January 22, 2008

"Three goals webmasters make, and why you should not make them yourself."

Maintaining a website or blog means you have to set goals from time to time. Whether it's goals with the amount of traffic you are - or are not - receiving, goals with the amount of content you provide, or even goals with the amount of goals you want to achieve, having goals for your site can mean growth for you.

Not surprisingly, webmasters tend to make goals for their website or blogs that are very similar. But what is surprising is that a lot of the goals webmasters tend to make aren't beneficial to them or their sites. So, to help you in your site goal process: here are three goals webmasters make, and why you should not make them yourself.

Get a specific number of visitors/subscribers.

Setting a goal to get a set number of visitors or subscribers isn't necessarily a horrible goal to make, but it does have a problem: you don't have much control over the outcome.

Sure, you can do everything in your power to get people to visit your website, but ultimately the amount of people who visit your website or subscribe to your blog is not up to you, and there is not much you can do about it.

Instead of setting a goal based on other people and variables that are out of your control, focus on a goal that you CAN control; like getting a certain amount of links (you can actively search out and get links to your site easily), or spending a certain amount of advertising dollars.

Don't set goals that you can't completely control the outcome of, you'll end up wasting more time and resources than if you set a goal that you can take complete action on.

Post new content every [insert random number] days.

Trying to get a specific number of site visitors or feed subscribers is slightly out of your control, so picking a goal that is more of a direct result of your actions is a must; unfortunately, setting a goal to put up a set amount of new content per [number].

It's great that you want to have new content on a scheduled basis, but setting such requirements for yourself can dramatically decrease the value of the content you are providing.
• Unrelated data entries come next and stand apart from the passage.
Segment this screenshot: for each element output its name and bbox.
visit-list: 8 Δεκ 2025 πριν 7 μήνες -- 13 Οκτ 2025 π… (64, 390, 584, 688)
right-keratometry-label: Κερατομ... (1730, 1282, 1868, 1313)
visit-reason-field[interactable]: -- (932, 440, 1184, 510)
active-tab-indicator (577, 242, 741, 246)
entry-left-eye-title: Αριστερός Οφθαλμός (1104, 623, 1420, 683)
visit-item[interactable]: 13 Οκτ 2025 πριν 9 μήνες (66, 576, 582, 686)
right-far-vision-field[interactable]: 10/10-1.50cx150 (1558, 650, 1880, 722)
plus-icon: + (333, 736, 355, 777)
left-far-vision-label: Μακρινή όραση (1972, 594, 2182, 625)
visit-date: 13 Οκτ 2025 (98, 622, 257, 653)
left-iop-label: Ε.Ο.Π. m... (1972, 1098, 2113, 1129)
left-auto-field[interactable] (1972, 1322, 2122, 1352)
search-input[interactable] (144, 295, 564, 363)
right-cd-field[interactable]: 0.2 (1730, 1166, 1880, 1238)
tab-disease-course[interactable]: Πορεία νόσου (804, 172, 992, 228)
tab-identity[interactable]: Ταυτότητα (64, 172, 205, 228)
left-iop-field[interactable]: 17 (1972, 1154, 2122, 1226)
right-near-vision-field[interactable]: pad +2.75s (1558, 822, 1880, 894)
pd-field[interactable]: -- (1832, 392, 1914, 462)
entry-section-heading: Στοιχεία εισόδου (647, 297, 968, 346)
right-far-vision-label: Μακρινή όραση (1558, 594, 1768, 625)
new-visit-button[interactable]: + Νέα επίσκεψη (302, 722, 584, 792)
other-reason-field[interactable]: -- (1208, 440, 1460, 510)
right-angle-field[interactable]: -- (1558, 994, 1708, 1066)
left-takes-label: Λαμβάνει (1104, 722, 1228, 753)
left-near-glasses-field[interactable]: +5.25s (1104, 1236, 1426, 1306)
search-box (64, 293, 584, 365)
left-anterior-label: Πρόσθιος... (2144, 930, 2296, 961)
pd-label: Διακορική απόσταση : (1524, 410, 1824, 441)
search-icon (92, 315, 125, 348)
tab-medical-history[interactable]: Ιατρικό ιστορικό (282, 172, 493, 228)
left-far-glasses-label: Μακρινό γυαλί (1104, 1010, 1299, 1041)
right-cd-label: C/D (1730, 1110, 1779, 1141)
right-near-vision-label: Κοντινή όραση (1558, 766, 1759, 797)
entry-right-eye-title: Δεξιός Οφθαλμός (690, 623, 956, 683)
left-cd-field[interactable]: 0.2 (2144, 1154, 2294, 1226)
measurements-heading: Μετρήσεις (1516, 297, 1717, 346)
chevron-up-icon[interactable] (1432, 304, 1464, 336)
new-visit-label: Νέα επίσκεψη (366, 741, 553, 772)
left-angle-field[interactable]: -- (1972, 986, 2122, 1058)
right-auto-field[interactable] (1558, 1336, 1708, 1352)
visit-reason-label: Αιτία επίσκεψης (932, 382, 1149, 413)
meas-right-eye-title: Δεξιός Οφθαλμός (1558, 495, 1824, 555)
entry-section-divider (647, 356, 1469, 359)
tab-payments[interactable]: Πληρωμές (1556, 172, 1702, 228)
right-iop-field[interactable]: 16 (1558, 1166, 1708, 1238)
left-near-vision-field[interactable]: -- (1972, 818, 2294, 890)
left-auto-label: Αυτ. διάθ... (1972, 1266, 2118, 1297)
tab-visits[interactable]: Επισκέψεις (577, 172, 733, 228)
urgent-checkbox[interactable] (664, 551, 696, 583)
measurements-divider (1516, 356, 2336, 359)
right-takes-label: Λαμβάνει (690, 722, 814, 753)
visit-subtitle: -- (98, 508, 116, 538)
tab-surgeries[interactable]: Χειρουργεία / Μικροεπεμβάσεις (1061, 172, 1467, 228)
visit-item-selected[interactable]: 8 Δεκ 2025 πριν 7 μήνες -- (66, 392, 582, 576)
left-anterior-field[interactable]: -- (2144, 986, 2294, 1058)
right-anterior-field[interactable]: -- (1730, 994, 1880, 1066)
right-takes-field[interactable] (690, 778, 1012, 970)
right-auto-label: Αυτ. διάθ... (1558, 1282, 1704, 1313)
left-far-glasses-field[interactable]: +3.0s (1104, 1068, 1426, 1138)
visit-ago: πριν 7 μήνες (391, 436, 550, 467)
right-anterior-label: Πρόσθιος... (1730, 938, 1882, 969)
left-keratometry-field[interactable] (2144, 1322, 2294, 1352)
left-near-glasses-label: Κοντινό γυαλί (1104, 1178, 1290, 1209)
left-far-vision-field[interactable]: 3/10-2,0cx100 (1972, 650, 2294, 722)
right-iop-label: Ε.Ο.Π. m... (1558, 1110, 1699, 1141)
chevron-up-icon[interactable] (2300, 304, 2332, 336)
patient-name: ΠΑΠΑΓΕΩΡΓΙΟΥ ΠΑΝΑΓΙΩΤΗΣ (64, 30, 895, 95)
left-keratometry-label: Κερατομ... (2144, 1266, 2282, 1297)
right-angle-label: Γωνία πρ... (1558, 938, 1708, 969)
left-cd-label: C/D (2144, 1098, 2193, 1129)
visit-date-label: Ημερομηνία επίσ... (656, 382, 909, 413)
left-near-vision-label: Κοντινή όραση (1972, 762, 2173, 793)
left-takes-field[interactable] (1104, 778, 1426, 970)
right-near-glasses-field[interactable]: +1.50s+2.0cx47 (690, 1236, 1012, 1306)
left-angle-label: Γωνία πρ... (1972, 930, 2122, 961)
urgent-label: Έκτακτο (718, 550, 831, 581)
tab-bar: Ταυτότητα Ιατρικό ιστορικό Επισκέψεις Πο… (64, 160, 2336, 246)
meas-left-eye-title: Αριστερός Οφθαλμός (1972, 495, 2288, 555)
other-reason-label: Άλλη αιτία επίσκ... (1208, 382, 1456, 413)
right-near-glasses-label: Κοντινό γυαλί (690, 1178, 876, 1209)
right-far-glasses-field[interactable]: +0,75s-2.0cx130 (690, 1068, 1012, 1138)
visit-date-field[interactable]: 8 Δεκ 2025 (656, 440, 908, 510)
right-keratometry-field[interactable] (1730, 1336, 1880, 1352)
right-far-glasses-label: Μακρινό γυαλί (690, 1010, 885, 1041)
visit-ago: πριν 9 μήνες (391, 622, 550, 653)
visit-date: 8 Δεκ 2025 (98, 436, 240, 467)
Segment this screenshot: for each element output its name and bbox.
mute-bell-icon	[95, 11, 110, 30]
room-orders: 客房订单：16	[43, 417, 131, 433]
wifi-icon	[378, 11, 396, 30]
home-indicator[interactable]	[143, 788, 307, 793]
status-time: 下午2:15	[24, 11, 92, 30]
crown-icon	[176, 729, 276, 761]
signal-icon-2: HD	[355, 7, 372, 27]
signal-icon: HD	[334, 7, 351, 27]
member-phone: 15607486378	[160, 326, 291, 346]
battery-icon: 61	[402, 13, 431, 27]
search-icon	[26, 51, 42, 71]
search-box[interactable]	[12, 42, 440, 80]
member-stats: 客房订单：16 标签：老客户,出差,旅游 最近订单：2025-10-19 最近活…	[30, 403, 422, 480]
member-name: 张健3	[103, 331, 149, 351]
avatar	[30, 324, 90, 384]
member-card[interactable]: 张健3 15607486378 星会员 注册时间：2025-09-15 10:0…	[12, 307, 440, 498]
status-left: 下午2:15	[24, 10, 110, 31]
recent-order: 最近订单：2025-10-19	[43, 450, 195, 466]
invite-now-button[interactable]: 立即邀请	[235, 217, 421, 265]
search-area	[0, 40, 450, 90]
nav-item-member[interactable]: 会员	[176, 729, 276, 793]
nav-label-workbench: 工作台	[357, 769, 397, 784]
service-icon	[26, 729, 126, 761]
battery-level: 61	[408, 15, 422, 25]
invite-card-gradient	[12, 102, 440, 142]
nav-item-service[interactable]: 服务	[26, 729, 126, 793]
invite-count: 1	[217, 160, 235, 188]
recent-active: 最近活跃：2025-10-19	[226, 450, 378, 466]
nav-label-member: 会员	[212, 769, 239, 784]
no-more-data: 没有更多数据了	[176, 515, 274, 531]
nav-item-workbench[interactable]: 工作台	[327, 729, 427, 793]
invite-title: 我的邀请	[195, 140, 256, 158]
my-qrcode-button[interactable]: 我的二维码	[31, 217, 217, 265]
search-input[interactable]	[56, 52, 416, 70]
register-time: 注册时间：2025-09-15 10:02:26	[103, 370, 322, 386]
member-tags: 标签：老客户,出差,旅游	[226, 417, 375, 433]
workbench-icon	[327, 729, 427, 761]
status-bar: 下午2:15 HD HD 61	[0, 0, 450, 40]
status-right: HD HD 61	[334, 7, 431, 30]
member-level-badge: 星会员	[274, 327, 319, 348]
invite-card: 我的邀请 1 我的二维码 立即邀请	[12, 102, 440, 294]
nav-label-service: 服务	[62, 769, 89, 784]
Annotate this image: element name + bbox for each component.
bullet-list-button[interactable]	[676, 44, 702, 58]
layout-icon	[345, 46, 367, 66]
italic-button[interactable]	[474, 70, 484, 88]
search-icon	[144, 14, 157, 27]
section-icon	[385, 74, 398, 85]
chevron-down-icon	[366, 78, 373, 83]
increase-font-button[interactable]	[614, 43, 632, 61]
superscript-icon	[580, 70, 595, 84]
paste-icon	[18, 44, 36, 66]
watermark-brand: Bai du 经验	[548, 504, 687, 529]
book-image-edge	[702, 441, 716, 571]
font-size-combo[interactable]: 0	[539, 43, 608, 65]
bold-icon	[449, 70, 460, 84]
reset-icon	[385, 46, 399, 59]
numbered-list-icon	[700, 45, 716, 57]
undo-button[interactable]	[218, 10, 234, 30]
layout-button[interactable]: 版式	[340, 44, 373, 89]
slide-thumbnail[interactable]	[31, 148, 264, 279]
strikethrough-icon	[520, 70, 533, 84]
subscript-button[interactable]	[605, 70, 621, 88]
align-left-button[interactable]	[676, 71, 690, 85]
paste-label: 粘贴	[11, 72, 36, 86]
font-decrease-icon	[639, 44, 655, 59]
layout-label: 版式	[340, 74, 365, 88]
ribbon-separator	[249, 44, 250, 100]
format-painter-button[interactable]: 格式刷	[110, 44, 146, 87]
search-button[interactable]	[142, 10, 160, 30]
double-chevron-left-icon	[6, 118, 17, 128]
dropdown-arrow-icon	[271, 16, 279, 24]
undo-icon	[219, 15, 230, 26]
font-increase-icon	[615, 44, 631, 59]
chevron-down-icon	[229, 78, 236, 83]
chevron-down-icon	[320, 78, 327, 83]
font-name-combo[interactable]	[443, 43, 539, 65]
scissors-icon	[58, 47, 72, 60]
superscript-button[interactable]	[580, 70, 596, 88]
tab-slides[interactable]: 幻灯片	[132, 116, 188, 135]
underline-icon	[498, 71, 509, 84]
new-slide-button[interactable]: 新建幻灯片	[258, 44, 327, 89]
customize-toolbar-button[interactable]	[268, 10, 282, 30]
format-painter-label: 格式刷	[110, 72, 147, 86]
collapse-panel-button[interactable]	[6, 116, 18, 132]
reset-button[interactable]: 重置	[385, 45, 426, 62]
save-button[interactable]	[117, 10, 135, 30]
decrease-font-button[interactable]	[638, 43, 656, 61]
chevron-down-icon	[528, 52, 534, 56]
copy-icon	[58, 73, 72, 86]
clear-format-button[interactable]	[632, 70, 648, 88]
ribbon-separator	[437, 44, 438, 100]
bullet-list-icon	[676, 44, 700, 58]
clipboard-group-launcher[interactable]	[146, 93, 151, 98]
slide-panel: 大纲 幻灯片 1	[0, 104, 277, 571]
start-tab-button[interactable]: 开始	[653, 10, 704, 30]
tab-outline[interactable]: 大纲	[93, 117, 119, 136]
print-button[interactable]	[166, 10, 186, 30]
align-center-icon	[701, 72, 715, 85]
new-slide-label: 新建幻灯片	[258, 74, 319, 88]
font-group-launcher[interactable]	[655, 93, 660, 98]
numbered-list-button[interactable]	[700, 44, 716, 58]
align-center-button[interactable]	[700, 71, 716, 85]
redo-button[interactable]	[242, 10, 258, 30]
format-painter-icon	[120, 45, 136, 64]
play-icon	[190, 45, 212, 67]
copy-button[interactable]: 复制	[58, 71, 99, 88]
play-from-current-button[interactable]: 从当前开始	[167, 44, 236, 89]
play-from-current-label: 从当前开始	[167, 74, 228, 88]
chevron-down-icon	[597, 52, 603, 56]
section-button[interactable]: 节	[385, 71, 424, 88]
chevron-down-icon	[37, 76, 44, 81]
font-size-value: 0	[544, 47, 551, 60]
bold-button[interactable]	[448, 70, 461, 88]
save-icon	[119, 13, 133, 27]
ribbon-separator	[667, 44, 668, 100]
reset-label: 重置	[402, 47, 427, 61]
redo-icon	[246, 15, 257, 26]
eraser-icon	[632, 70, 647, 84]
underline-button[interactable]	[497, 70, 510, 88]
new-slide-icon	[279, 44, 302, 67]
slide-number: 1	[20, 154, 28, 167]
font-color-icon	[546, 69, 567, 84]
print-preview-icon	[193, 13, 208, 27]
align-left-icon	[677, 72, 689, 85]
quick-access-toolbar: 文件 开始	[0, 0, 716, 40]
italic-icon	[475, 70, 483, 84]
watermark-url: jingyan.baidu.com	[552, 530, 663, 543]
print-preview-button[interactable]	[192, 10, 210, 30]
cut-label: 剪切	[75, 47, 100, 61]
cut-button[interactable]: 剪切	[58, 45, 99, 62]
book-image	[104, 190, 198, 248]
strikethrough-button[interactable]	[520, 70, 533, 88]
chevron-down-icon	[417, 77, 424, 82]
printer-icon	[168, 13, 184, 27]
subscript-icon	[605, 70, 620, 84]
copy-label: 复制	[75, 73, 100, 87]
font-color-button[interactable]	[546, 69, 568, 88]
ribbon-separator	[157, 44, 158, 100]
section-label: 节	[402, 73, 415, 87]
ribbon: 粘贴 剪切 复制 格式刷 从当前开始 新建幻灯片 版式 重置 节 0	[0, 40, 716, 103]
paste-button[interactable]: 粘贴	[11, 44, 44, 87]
What happens if you wake up one morning and are too busy to write up some great and valuable content? What if there is a personal emergency and you never get around to perusing your content goal?

Setting a goal for when to add new content - as well as how much to add - is setting yourself up for failure, and definitely de-valuing your website or blog.

Instead, set a broader goal that won't hinder your creativity, and that won't restrict you to avoiding personal issues. Setting a goal like "Have 100 articles online within four months" is broad enough to give you creative space, but still requires you to put effort into it.

Set [blank number] goals.

Regardless of the number and types of goals you may - or may not - have already been setting for your site, they won't mean anything if they aren't for your growth.

A lot of webmasters set goals and then get discouraged when they don't achieve those goals, so they make another goal to set more goals and reach them. Then, when they don't reach their new goals, the webmasters will either set even more unachievable goals, or give up on their website altogether.

You are not suppose to be creating goals that will be the fuel behind your site or marketing efforts; instead, you should be creating goals at times that you see fit. If you are not seeing much traffic coming into your blog, set a goal to buy more advertising and try to influence more traffic.

Ultimately settings goals for your website or blog are for YOU, nobody else and for no other reason.

Goals should be set with growth in mind - and not just in a traffic kind of way. You should be able to learn what makes your website great, and what doesn't work. You should be focusing on ways that YOU can learn to be a better webmaster or provide better content, not what you can do to make yourself temporarily happy.